Há essa batida vulgaridade do filme a levar para a tal ilha deserta, há a vontade de, por uma vez, dizer que, se Joseph L. Mankiewicz não tivesse realizado outros grandes filmes, The Ghost and Mrs. Muir era suficiente para o lugar de honra que ocupa na História do Cinema.
Trivialidades parvas mas é o que sinto em relação a este espantoso filme, realizado em 1947, tinha eu 2 anos, que já vi um milhão de vezes – e continuo a pensar que não são suficientes.
A primeira vez que vi o filme, e não lembro com que idade isso aconteceu, mas já tinha passado o tempo dos primeiros amores, fiquei marcado aos primeiros minutos do correr da fita, assim um tanto ou quanto para não saber o que dizer, ainda hoje não sei, nem nunca saberei.
Cada vez que dele vejo uma referência, cada vez que o revejo, há sempre uma imensa nostalgia a mexer nos coios da melancolia, assomos da mais bela e esplêndida mentira, quando Lucy Muir, esplendorosa Gene Tierney, nos diz:
Pode parecer estranho, mas por vezes há um maior sentimento de solidão na companhia de outras pessoas, mesmo se as amarmos, do que se vivermos sós.
Numa crítica ao filme, agora não encontro o recorte mas penso ser de Rui Luís Pina, a abrir, pode ler-se:
Será possível amar-se alguém que não existe?
Quando um dia li o que João Bénard da Costa escrevera sobre o filme, dei comigo a descobrir coisas em que não tinha reparado e que redundaram, para os meus sentidos, em pérolas apaixonantes, e tenho como certo que, a cada novo visionamento, a aventura se repetirá.
O texto foi inicialmente publicado no semanário O Independente, as crónicas do João Bénard da Costa eram motivo único para comprar o pasquim, e mais tarde foi incluído no 2º volume de Os Filmes da Minha Vida, cuja transcrição ocorre no post seguinte.
Nas Obras Completas de João Bénard da Costa, em publicação pela Assírio &Alvim, no 2º volume de Crónicas: Imagens Proféticas e Outras, o texto do filme é repetido,
mas é precedido de uma deliciosa nota do autor .
Em 1979 João Bénard da Costa organizou para a Fundação Calouste Gulbenkian um Ciclo sobre cinema americano dos anos 40, e pediu a Mary Meerson, uma mulher de mil cinematecas, Bénard diz que a ela deve o seu nome como programado, que o ajudasse a arranjar filmes e uns cartazes para que pudesse organizar uma exposição paralela.
Assim diz João Bénard:
Assim diz João Bénard:
«Ela enviou-me os originais de The Grapes of Wrath, de John Ford, e de The Gost and Mrs. Muir, de Joseph L. Mankiewicz. São cartazes enormes e vinham montados em diversos rolos, para depois se colarem e se pendurarem nas fachadas do cinema, como nos anos 40 se usava.
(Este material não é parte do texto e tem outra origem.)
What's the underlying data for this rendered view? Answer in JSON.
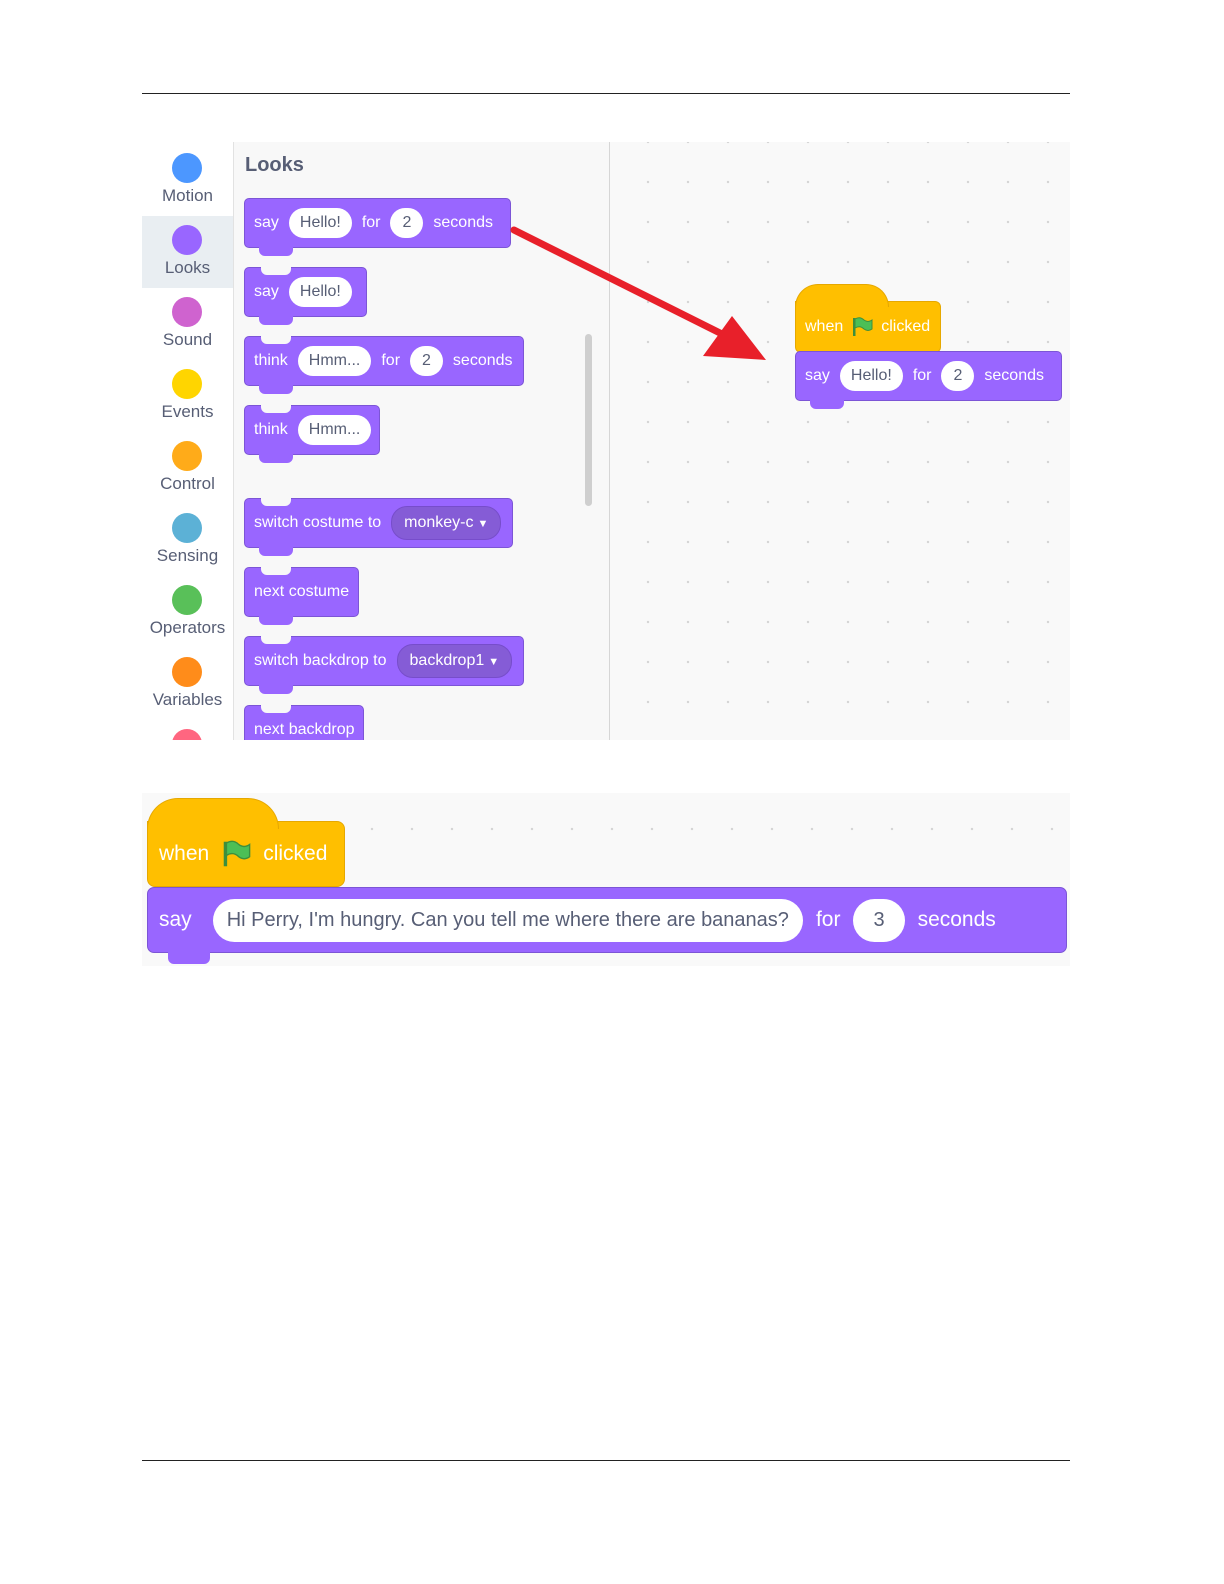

Mandei-os para o serviço de exposições da Gulbenkian, que pouco habituado àquele género de materiais, os montou, sim, mas os colou em enormes e pesadíssimos contraplacados de madeira. Quando assim os vi, caiu-me a alma aos pés. Como é que eu ia devolver aqueles “monstros”? Descolar os cartazes nem pensar, que ficavam em fanicos. Reenviá-los para Paris só em camião especial e por uma fortuna. Telefonei-lhe a contar o sucedido e ela respondeu-me, com a maior naturalidade do mundo: “Guarde-os. Pode ser que lhe sejam úteis."»
Enquanto permaneceu na Gulbenkian, de 1979 a 1981, os cartazes estiveram no seu gabinete, e bem à sua frente colocou o cartaz de The Ghost and Mrs Muir da Gulbenkian.
Regresso à narrativa de João Bénard:
«Em 91, trouxe os cartazes para a Cinemateca. Hoje o das Vinhas da Ira anda por lá. No meu gabinete, em frente à minha mesa só o do Fantasma. Vinte e seis anos (1979-2005) a viver com ele e com Mrs. Muir. Muir dele é muito tempo. Mais do que umas bodas de prata. Mas a profecia de Mary Meerson cumpriu-se. Também foi para isso que ela mos mandou.»
Correndo o risco de dizerem que os nossos posts são enormes, não há pachorra para os ler, publica-se mais à frente o texto sobre o filme.
É também a homenagem a um homem, felizmente controverso, e a quem os cinéfilos portugueses, por mim falo, muito devem.
Mas, por favor, na terça-feira, não percam o filme, porque é na sala escura de um cinema, que os filmes atingem toda a grandiosidade.
Não esqueçam nunca, que a cultura é sempre um prazer.